Словесный образ всегда имеет свою первооснову в природе. И талант художника-реалиста, следуя природе, является как бы ее поверенным и проводником, он верно служит ей. Художник зрением таланта открывает стоящую за словом реальность, как найденный золотой самородок. Когда же имитатор-ремесленник следует не самой природе, не самой правде жизни, а ищет прототип в уже добытом, воплощенном в литературе, такой ремесленник часто искажает красоту сущего.
Одна ли художественная истина в мире или их множество? Одна в том смысле, что искусство отражает и осмысливает объективный мир, в котором правда — закономерность. Не одна в том смысле, что каждый художник по-разному выражает существующую реальность — и в этом его индивидуальность. Говоря это, я не имею в виду аномалии искусства. Я говорю о реалистическом мироощущении. Снег может быть не только белым, но и сипим, голубым, фиолетовым, пепельным, сиреневым, розовым, сизым, черным, лиловым. Вспомните «Купание красного коня» Петрова-Водкина. Вспомните «Звездную ночь» Ван-Гога и эти его ослепляющие звезды, огромные, как луны. Могут ли быть красные лошади? Искажена ли Ван-Гогом звездная ночь? Как известно, есть в искусстве и иная летняя ночь, не менее прекрасная, — Куинджи и Васнецова. По особенностям восприятия, эстетического и жизненного опыта одному человеку ближе ночь Куинджи, другому — Ван-Гога. Одному дороже характеры и ситуации книг Леонида Леонова, другому — Михаила Булгакова. У обоих разными художественными средствами выражена одна правда — правда времени.

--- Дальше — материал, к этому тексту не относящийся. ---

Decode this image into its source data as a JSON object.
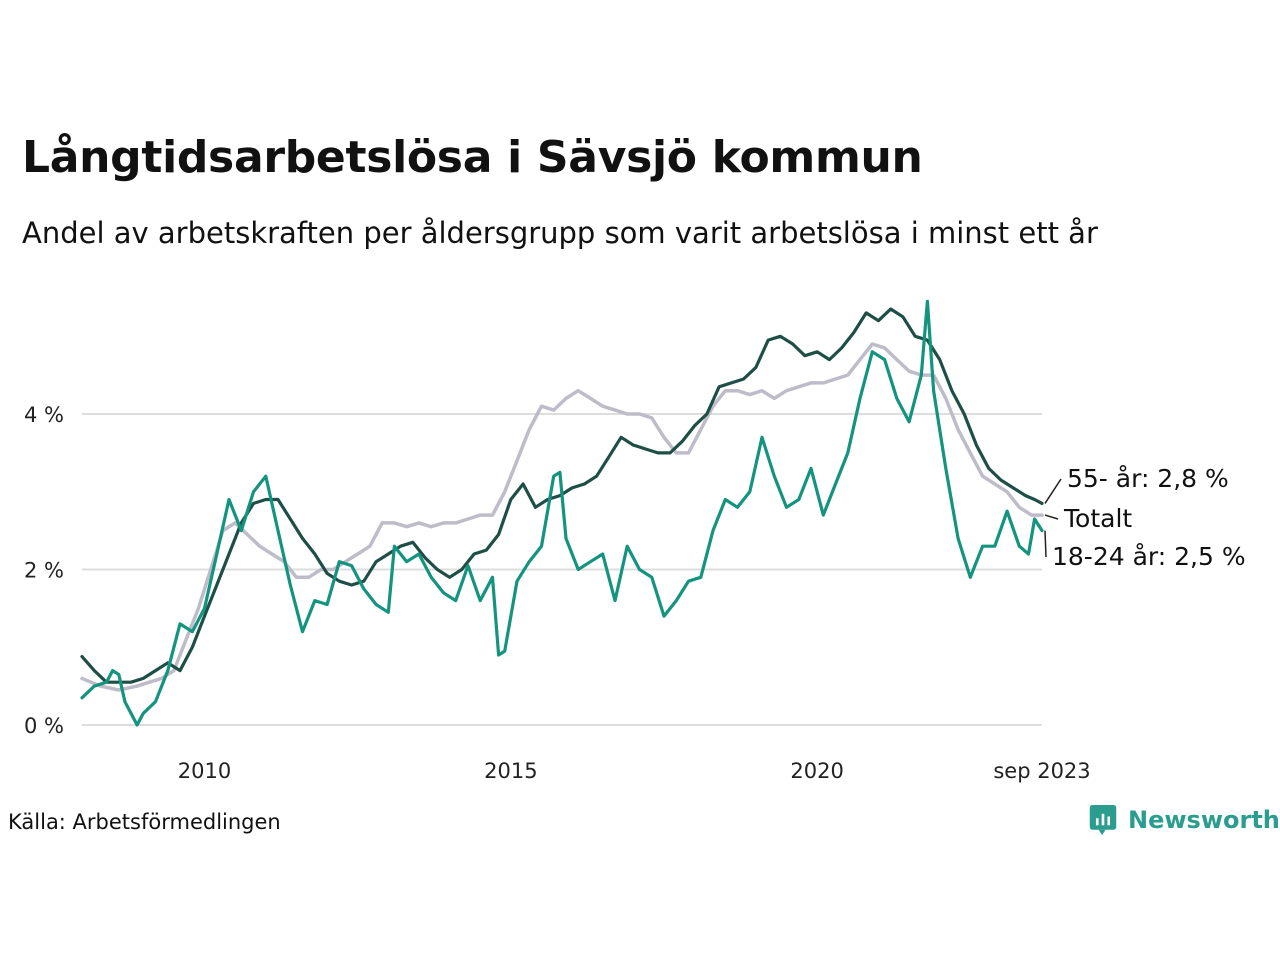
{
  "title": "Långtidsarbetslösa i Sävsjö kommun",
  "subtitle": "Andel av arbetskraften per åldersgrupp som varit arbetslösa i minst ett år",
  "source": "Källa: Arbetsförmedlingen",
  "logo": {
    "text": "Newsworthy",
    "icon": "newsworthy-chart-bubble-icon"
  },
  "colors": {
    "total": "#bfbcc9",
    "age55": "#1f4e47",
    "age18_24": "#14937f",
    "grid": "#dddddd",
    "brand": "#2a9d8f"
  },
  "chart_data": {
    "type": "line",
    "title": "Långtidsarbetslösa i Sävsjö kommun",
    "xlabel": "",
    "ylabel": "",
    "xlim": [
      2008.0,
      2023.67
    ],
    "ylim": [
      0,
      5.5
    ],
    "x_ticks": [
      {
        "value": 2010,
        "label": "2010"
      },
      {
        "value": 2015,
        "label": "2015"
      },
      {
        "value": 2020,
        "label": "2020"
      },
      {
        "value": 2023.67,
        "label": "sep 2023"
      }
    ],
    "y_ticks": [
      {
        "value": 0,
        "label": "0 %"
      },
      {
        "value": 2,
        "label": "2 %"
      },
      {
        "value": 4,
        "label": "4 %"
      }
    ],
    "series": [
      {
        "key": "total",
        "name": "Totalt",
        "label": "Totalt",
        "color": "#bfbcc9",
        "points": [
          [
            2008.0,
            0.6
          ],
          [
            2008.3,
            0.5
          ],
          [
            2008.6,
            0.45
          ],
          [
            2008.9,
            0.5
          ],
          [
            2009.1,
            0.55
          ],
          [
            2009.3,
            0.6
          ],
          [
            2009.5,
            0.7
          ],
          [
            2009.7,
            1.1
          ],
          [
            2009.9,
            1.5
          ],
          [
            2010.1,
            2.0
          ],
          [
            2010.3,
            2.5
          ],
          [
            2010.5,
            2.6
          ],
          [
            2010.7,
            2.45
          ],
          [
            2010.9,
            2.3
          ],
          [
            2011.1,
            2.2
          ],
          [
            2011.3,
            2.1
          ],
          [
            2011.5,
            1.9
          ],
          [
            2011.7,
            1.9
          ],
          [
            2011.9,
            2.0
          ],
          [
            2012.1,
            2.0
          ],
          [
            2012.3,
            2.1
          ],
          [
            2012.5,
            2.2
          ],
          [
            2012.7,
            2.3
          ],
          [
            2012.9,
            2.6
          ],
          [
            2013.1,
            2.6
          ],
          [
            2013.3,
            2.55
          ],
          [
            2013.5,
            2.6
          ],
          [
            2013.7,
            2.55
          ],
          [
            2013.9,
            2.6
          ],
          [
            2014.1,
            2.6
          ],
          [
            2014.3,
            2.65
          ],
          [
            2014.5,
            2.7
          ],
          [
            2014.7,
            2.7
          ],
          [
            2014.9,
            3.0
          ],
          [
            2015.1,
            3.4
          ],
          [
            2015.3,
            3.8
          ],
          [
            2015.5,
            4.1
          ],
          [
            2015.7,
            4.05
          ],
          [
            2015.9,
            4.2
          ],
          [
            2016.1,
            4.3
          ],
          [
            2016.3,
            4.2
          ],
          [
            2016.5,
            4.1
          ],
          [
            2016.7,
            4.05
          ],
          [
            2016.9,
            4.0
          ],
          [
            2017.1,
            4.0
          ],
          [
            2017.3,
            3.95
          ],
          [
            2017.5,
            3.7
          ],
          [
            2017.7,
            3.5
          ],
          [
            2017.9,
            3.5
          ],
          [
            2018.1,
            3.8
          ],
          [
            2018.3,
            4.1
          ],
          [
            2018.5,
            4.3
          ],
          [
            2018.7,
            4.3
          ],
          [
            2018.9,
            4.25
          ],
          [
            2019.1,
            4.3
          ],
          [
            2019.3,
            4.2
          ],
          [
            2019.5,
            4.3
          ],
          [
            2019.7,
            4.35
          ],
          [
            2019.9,
            4.4
          ],
          [
            2020.1,
            4.4
          ],
          [
            2020.3,
            4.45
          ],
          [
            2020.5,
            4.5
          ],
          [
            2020.7,
            4.7
          ],
          [
            2020.9,
            4.9
          ],
          [
            2021.1,
            4.85
          ],
          [
            2021.3,
            4.7
          ],
          [
            2021.5,
            4.55
          ],
          [
            2021.7,
            4.5
          ],
          [
            2021.9,
            4.5
          ],
          [
            2022.1,
            4.2
          ],
          [
            2022.3,
            3.8
          ],
          [
            2022.5,
            3.5
          ],
          [
            2022.7,
            3.2
          ],
          [
            2022.9,
            3.1
          ],
          [
            2023.1,
            3.0
          ],
          [
            2023.3,
            2.8
          ],
          [
            2023.5,
            2.7
          ],
          [
            2023.67,
            2.7
          ]
        ]
      },
      {
        "key": "age55",
        "name": "55- år",
        "label": "55- år: 2,8 %",
        "color": "#1f4e47",
        "points": [
          [
            2008.0,
            0.88
          ],
          [
            2008.2,
            0.7
          ],
          [
            2008.4,
            0.55
          ],
          [
            2008.6,
            0.55
          ],
          [
            2008.8,
            0.55
          ],
          [
            2009.0,
            0.6
          ],
          [
            2009.2,
            0.7
          ],
          [
            2009.4,
            0.8
          ],
          [
            2009.6,
            0.7
          ],
          [
            2009.8,
            1.0
          ],
          [
            2010.0,
            1.4
          ],
          [
            2010.2,
            1.8
          ],
          [
            2010.4,
            2.2
          ],
          [
            2010.6,
            2.6
          ],
          [
            2010.8,
            2.85
          ],
          [
            2011.0,
            2.9
          ],
          [
            2011.2,
            2.9
          ],
          [
            2011.4,
            2.65
          ],
          [
            2011.6,
            2.4
          ],
          [
            2011.8,
            2.2
          ],
          [
            2012.0,
            1.95
          ],
          [
            2012.2,
            1.85
          ],
          [
            2012.4,
            1.8
          ],
          [
            2012.6,
            1.85
          ],
          [
            2012.8,
            2.1
          ],
          [
            2013.0,
            2.2
          ],
          [
            2013.2,
            2.3
          ],
          [
            2013.4,
            2.35
          ],
          [
            2013.6,
            2.15
          ],
          [
            2013.8,
            2.0
          ],
          [
            2014.0,
            1.9
          ],
          [
            2014.2,
            2.0
          ],
          [
            2014.4,
            2.2
          ],
          [
            2014.6,
            2.25
          ],
          [
            2014.8,
            2.45
          ],
          [
            2015.0,
            2.9
          ],
          [
            2015.2,
            3.1
          ],
          [
            2015.4,
            2.8
          ],
          [
            2015.6,
            2.9
          ],
          [
            2015.8,
            2.95
          ],
          [
            2016.0,
            3.05
          ],
          [
            2016.2,
            3.1
          ],
          [
            2016.4,
            3.2
          ],
          [
            2016.6,
            3.45
          ],
          [
            2016.8,
            3.7
          ],
          [
            2017.0,
            3.6
          ],
          [
            2017.2,
            3.55
          ],
          [
            2017.4,
            3.5
          ],
          [
            2017.6,
            3.5
          ],
          [
            2017.8,
            3.65
          ],
          [
            2018.0,
            3.85
          ],
          [
            2018.2,
            4.0
          ],
          [
            2018.4,
            4.35
          ],
          [
            2018.6,
            4.4
          ],
          [
            2018.8,
            4.45
          ],
          [
            2019.0,
            4.6
          ],
          [
            2019.2,
            4.95
          ],
          [
            2019.4,
            5.0
          ],
          [
            2019.6,
            4.9
          ],
          [
            2019.8,
            4.75
          ],
          [
            2020.0,
            4.8
          ],
          [
            2020.2,
            4.7
          ],
          [
            2020.4,
            4.85
          ],
          [
            2020.6,
            5.05
          ],
          [
            2020.8,
            5.3
          ],
          [
            2021.0,
            5.2
          ],
          [
            2021.2,
            5.35
          ],
          [
            2021.4,
            5.25
          ],
          [
            2021.6,
            5.0
          ],
          [
            2021.8,
            4.95
          ],
          [
            2022.0,
            4.7
          ],
          [
            2022.2,
            4.3
          ],
          [
            2022.4,
            4.0
          ],
          [
            2022.6,
            3.6
          ],
          [
            2022.8,
            3.3
          ],
          [
            2023.0,
            3.15
          ],
          [
            2023.2,
            3.05
          ],
          [
            2023.4,
            2.95
          ],
          [
            2023.55,
            2.9
          ],
          [
            2023.67,
            2.85
          ]
        ]
      },
      {
        "key": "age18_24",
        "name": "18-24 år",
        "label": "18-24 år: 2,5 %",
        "color": "#14937f",
        "points": [
          [
            2008.0,
            0.35
          ],
          [
            2008.2,
            0.5
          ],
          [
            2008.4,
            0.55
          ],
          [
            2008.5,
            0.7
          ],
          [
            2008.6,
            0.65
          ],
          [
            2008.7,
            0.3
          ],
          [
            2008.8,
            0.15
          ],
          [
            2008.9,
            0.0
          ],
          [
            2009.0,
            0.15
          ],
          [
            2009.2,
            0.3
          ],
          [
            2009.4,
            0.7
          ],
          [
            2009.6,
            1.3
          ],
          [
            2009.8,
            1.2
          ],
          [
            2010.0,
            1.5
          ],
          [
            2010.2,
            2.2
          ],
          [
            2010.4,
            2.9
          ],
          [
            2010.6,
            2.5
          ],
          [
            2010.8,
            3.0
          ],
          [
            2011.0,
            3.2
          ],
          [
            2011.2,
            2.5
          ],
          [
            2011.4,
            1.8
          ],
          [
            2011.6,
            1.2
          ],
          [
            2011.8,
            1.6
          ],
          [
            2012.0,
            1.55
          ],
          [
            2012.2,
            2.1
          ],
          [
            2012.4,
            2.05
          ],
          [
            2012.6,
            1.75
          ],
          [
            2012.8,
            1.55
          ],
          [
            2013.0,
            1.45
          ],
          [
            2013.1,
            2.3
          ],
          [
            2013.3,
            2.1
          ],
          [
            2013.5,
            2.2
          ],
          [
            2013.7,
            1.9
          ],
          [
            2013.9,
            1.7
          ],
          [
            2014.1,
            1.6
          ],
          [
            2014.3,
            2.05
          ],
          [
            2014.5,
            1.6
          ],
          [
            2014.7,
            1.9
          ],
          [
            2014.8,
            0.9
          ],
          [
            2014.9,
            0.95
          ],
          [
            2015.1,
            1.85
          ],
          [
            2015.3,
            2.1
          ],
          [
            2015.5,
            2.3
          ],
          [
            2015.7,
            3.2
          ],
          [
            2015.8,
            3.25
          ],
          [
            2015.9,
            2.4
          ],
          [
            2016.1,
            2.0
          ],
          [
            2016.3,
            2.1
          ],
          [
            2016.5,
            2.2
          ],
          [
            2016.7,
            1.6
          ],
          [
            2016.9,
            2.3
          ],
          [
            2017.1,
            2.0
          ],
          [
            2017.3,
            1.9
          ],
          [
            2017.5,
            1.4
          ],
          [
            2017.7,
            1.6
          ],
          [
            2017.9,
            1.85
          ],
          [
            2018.1,
            1.9
          ],
          [
            2018.3,
            2.5
          ],
          [
            2018.5,
            2.9
          ],
          [
            2018.7,
            2.8
          ],
          [
            2018.9,
            3.0
          ],
          [
            2019.1,
            3.7
          ],
          [
            2019.3,
            3.2
          ],
          [
            2019.5,
            2.8
          ],
          [
            2019.7,
            2.9
          ],
          [
            2019.9,
            3.3
          ],
          [
            2020.1,
            2.7
          ],
          [
            2020.3,
            3.1
          ],
          [
            2020.5,
            3.5
          ],
          [
            2020.7,
            4.2
          ],
          [
            2020.9,
            4.8
          ],
          [
            2021.1,
            4.7
          ],
          [
            2021.3,
            4.2
          ],
          [
            2021.5,
            3.9
          ],
          [
            2021.7,
            4.5
          ],
          [
            2021.8,
            5.45
          ],
          [
            2021.9,
            4.3
          ],
          [
            2022.1,
            3.3
          ],
          [
            2022.3,
            2.4
          ],
          [
            2022.5,
            1.9
          ],
          [
            2022.7,
            2.3
          ],
          [
            2022.9,
            2.3
          ],
          [
            2023.1,
            2.75
          ],
          [
            2023.3,
            2.3
          ],
          [
            2023.45,
            2.2
          ],
          [
            2023.55,
            2.65
          ],
          [
            2023.67,
            2.5
          ]
        ]
      }
    ],
    "legend": "inline-right"
  }
}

Только в том случае, если писатель собственными средствами, исходя из собственного опыта, нацелен исследовать человека в своем времени, а не конструировать персонаж по чужому опыту, взятому напрокат даже из самых гениальных творений, — только в этом случае можно ждать от литературы новых открытий.
Хотим мы этого или не хотим, наши книги — документ истории. И нет истории без человека, и нет человека без истории, в то время как человек сам — цепь поступков, во всей социальной сложности выявляющих смысл действительности.
Но подобно тому, как иногда возникают в нашей среде дискуссии из-за неодинакового понимания, казалось бы, ясных терминов, так возникают порой и споры по поводу современного литературного героя: какие несет он в себе черты?
Война, ее потери, ее победы становятся историей, и писатель, возвращаясь к познанию человека сороковых годов, как бы встает на черту предельных испытаний, когда мужество и любовь не уживались с благоразумием, когда сама смерть переставала быть смертью. Известно, что люди как индивидуальности не повторяются, так же как со всей точностью и тонкостью не повторяются и ощущения их. Люди могут познать себя и представить самих себя глазами других. Писатель — глаза других. Художественное произведение — это освобождение душевного опыта и памяти. Писатель способен возвращать людям юность, молодость, любовь, мужество и часть тех ощущений, которые уже унесли воды времени.
И я совершенно убежден, что последняя война, исполненные драматизма сороковые годы дают возможность искусству проникнуть в суть народного характера, в то, что Толстой называл «теплотой патриотизма». Думаю, что это чувство по извечной силе своей равно чувству материнского или отцовского инстинкта любви.
В чем же я вижу значение современной литературы?
Подлинные произведения искусства — это колоссальная духовная энергия народа, опыт его и память, запечатлевшая и вобравшая в себя величие и противоречия эпохи.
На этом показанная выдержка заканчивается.